The speaker of this poem is a person who has been away from her "Home" for "Years." She has returned home now and finds it difficult to open the door. This leads us to the poem's overall theme. Dickinson makes the point that going home is not always easy, perhaps because of the fear that home has changed in our absence or that we will not be welcomed as we once were.
In the first two stanzas, the speaker has returned home but "dare[s] not enter" the house out of fear that a stranger might address her and ask her business. She does not want to have to explain that she "left" a "Life" there and has returned to resume it, maybe because she fears that there is no place for her anymore.
She uses a simile, comparing the second during which she lingers to "an Ocean" that breaks against her. This comparison emphasizes how powerful and overwhelming her feelings are. She laughs a "crumbling Laugh," using a metaphor that compares her laugh to something that breaks or falls apart, a sign of her diminishing resolve or confidence, and she "fit[s]" her "trembling" hand to the latch in fear that the door will spring open and "leave [her] in the Floor." This metaphor compares the way she feels, so small and insignificant, to the physical act of shrinking down to the floor.
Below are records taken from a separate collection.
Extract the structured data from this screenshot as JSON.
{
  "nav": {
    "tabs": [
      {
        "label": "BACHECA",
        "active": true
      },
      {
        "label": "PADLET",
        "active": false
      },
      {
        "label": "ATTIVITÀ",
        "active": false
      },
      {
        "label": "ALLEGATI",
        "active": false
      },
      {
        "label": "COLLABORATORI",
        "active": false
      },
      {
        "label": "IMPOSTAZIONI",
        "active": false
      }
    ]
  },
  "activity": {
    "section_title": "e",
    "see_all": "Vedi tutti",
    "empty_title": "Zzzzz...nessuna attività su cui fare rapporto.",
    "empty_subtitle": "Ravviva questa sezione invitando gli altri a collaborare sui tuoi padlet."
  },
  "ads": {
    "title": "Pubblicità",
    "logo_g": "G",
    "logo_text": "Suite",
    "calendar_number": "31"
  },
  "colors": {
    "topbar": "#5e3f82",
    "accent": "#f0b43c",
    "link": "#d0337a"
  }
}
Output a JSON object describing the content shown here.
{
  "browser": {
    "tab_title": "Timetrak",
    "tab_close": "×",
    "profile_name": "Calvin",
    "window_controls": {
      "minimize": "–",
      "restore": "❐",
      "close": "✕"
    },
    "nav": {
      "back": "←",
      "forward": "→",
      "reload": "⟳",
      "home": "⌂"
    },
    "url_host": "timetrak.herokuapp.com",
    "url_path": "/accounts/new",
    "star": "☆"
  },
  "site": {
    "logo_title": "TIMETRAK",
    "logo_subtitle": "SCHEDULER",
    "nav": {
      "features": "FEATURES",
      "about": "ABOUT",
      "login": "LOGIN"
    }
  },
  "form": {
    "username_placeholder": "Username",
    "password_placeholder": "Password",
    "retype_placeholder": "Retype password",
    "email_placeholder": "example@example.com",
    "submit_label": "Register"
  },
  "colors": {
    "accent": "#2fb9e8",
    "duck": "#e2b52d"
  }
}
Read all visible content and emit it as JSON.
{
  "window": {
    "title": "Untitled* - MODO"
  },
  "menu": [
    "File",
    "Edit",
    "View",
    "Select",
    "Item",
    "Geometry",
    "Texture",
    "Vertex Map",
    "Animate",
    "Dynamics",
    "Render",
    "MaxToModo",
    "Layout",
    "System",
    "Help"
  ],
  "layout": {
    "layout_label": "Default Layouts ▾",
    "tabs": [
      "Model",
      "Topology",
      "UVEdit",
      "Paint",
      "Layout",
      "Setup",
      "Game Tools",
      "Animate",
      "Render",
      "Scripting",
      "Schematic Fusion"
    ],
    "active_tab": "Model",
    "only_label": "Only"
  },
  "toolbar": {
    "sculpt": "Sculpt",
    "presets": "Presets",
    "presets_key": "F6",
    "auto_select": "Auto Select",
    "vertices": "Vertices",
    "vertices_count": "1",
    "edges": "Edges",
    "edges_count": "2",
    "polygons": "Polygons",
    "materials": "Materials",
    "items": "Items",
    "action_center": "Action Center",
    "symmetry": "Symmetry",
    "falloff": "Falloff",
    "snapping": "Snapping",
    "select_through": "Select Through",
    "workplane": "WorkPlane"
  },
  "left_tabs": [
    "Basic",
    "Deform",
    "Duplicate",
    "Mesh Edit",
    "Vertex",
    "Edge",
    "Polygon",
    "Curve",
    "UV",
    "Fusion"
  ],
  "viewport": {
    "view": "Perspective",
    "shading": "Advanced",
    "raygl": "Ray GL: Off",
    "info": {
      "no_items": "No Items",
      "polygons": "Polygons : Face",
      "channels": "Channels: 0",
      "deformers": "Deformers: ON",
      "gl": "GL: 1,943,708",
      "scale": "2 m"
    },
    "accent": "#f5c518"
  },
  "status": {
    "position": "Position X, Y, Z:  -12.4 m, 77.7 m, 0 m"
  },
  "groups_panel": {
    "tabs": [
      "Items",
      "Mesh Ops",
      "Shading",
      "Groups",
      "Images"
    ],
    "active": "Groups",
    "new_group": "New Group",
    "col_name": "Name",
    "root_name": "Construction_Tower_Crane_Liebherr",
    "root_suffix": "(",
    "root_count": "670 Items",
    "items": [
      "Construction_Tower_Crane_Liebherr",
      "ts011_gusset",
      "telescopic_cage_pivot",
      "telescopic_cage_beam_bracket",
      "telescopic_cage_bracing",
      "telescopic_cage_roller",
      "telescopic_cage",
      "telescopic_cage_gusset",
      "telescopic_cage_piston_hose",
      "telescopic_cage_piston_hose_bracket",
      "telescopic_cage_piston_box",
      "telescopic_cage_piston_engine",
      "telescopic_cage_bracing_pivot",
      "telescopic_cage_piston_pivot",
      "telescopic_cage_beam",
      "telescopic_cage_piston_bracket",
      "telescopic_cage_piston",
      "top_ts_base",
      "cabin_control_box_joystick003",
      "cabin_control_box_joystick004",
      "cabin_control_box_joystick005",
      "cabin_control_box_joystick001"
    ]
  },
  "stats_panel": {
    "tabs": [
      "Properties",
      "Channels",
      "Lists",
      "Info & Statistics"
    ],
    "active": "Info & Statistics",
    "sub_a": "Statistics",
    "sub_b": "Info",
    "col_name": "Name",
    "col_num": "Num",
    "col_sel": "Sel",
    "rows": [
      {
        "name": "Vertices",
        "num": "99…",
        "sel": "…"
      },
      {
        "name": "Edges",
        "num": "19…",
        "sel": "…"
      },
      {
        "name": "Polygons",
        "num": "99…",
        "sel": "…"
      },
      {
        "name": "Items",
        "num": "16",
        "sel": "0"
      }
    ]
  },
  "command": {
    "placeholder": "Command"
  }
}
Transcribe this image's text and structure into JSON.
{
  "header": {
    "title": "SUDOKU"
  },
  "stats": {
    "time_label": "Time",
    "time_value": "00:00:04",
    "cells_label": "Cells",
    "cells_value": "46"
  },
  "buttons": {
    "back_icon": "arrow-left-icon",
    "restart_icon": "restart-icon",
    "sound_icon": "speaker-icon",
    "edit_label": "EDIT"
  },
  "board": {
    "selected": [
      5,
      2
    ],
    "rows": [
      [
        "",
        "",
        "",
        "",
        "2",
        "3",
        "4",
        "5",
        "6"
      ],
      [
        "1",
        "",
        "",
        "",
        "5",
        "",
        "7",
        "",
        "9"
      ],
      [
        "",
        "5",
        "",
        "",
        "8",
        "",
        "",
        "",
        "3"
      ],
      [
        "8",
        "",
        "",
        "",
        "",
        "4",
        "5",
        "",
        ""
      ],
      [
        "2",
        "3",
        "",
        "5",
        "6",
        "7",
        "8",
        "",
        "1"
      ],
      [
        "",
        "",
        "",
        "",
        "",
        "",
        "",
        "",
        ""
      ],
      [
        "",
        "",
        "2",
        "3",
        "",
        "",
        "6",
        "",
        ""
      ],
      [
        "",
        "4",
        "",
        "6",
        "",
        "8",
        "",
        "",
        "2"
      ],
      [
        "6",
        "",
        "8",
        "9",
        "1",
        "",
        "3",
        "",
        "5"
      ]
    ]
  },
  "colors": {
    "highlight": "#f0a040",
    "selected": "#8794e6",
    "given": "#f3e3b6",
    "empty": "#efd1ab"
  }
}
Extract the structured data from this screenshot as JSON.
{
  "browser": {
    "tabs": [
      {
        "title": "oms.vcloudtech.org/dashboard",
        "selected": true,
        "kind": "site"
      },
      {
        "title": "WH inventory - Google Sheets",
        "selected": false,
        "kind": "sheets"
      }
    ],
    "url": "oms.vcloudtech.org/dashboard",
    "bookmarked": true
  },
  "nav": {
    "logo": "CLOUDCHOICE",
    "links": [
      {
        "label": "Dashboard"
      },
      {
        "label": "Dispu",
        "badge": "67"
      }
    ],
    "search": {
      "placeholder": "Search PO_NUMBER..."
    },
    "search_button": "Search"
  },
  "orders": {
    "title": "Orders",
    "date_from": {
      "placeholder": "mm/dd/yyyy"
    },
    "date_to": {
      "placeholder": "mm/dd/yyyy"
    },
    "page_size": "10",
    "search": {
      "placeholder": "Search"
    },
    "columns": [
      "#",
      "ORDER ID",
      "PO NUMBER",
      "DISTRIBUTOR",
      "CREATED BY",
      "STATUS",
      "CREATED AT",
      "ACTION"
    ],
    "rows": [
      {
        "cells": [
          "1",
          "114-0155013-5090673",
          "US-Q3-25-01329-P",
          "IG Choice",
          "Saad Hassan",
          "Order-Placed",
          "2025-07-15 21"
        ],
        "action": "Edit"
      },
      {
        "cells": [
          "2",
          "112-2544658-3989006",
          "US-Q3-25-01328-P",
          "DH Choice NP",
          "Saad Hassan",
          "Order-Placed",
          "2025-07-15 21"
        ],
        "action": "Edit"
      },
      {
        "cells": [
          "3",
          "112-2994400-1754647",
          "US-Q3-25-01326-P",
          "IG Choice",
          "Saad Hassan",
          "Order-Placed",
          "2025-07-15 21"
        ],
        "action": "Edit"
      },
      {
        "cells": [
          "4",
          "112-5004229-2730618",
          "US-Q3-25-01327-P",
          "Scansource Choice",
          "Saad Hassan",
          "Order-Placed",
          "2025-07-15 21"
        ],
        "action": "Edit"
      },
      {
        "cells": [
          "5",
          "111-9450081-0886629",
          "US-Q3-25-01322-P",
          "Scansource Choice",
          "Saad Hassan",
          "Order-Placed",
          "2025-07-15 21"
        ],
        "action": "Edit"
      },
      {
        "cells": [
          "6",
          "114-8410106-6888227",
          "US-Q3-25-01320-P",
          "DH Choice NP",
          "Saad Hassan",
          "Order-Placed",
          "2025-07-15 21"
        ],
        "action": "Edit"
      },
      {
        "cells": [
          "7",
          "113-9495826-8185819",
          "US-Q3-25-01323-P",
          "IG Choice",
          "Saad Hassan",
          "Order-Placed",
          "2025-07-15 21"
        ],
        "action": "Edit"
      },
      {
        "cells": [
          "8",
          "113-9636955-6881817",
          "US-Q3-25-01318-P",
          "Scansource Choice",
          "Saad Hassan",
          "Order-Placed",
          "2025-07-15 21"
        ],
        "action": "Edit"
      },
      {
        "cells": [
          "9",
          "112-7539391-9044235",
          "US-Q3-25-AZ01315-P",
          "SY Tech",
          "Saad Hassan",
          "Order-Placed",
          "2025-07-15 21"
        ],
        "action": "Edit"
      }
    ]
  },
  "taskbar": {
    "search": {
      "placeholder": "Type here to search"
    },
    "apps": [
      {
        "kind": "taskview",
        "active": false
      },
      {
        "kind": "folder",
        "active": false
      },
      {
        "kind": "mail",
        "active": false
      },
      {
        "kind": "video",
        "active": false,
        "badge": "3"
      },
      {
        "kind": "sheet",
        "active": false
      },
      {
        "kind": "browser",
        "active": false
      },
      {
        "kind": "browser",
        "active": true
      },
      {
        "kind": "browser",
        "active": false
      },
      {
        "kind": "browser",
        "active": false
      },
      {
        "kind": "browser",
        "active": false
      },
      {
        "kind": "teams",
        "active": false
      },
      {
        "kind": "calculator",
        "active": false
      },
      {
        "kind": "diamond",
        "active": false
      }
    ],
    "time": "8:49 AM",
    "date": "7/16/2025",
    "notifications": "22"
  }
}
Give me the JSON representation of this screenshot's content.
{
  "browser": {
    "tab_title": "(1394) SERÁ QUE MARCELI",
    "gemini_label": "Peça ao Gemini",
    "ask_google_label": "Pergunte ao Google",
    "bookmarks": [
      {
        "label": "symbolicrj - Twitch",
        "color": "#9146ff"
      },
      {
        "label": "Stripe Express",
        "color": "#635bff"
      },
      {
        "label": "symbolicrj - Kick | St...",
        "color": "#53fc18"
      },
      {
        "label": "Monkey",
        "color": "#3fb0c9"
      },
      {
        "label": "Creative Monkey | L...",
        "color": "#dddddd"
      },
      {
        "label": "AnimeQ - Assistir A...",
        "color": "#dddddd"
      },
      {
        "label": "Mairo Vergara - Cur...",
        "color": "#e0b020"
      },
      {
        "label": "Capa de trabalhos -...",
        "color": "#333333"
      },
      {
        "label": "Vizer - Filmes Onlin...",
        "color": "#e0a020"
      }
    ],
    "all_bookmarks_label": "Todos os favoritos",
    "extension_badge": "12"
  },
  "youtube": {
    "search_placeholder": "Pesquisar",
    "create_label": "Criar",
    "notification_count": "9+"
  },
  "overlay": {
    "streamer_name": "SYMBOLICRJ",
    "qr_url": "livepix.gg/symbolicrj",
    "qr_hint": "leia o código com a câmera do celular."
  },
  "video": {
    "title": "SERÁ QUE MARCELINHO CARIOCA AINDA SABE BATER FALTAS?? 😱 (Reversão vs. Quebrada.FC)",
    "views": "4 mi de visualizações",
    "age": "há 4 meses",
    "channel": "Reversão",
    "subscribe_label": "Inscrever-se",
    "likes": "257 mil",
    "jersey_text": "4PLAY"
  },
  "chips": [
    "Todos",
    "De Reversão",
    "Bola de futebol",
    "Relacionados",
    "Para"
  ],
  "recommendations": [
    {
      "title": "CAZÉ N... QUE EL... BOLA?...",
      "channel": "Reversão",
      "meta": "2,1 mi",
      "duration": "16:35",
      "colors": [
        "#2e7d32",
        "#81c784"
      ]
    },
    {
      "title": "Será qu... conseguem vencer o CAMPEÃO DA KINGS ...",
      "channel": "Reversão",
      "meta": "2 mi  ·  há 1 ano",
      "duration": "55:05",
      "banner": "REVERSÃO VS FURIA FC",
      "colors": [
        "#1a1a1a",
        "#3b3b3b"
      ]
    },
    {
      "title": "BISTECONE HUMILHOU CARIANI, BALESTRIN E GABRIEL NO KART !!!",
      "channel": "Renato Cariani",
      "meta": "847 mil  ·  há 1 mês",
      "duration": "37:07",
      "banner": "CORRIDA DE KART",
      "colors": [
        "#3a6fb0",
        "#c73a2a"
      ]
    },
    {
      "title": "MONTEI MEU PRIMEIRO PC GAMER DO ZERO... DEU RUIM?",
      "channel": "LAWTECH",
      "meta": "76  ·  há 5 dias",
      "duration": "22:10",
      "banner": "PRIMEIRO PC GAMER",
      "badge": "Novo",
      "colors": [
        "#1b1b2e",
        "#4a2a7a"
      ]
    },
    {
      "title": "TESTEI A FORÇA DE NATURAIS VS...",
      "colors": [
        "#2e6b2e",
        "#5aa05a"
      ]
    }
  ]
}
In the final stanza, she reports that she takes her hand away from the latch "As cautiously as Glass," another simile in which she compares the gentleness of her movements now to how she might treat glass, something very fragile and breakable. Finally, she uses another simile when she describes how she flees, "gasping from the House," like a thief. A thief is an intruder, and so this comparison helps us to understand that the speaker, though she has returned to the place she once called home, recognizes that this is no longer her home.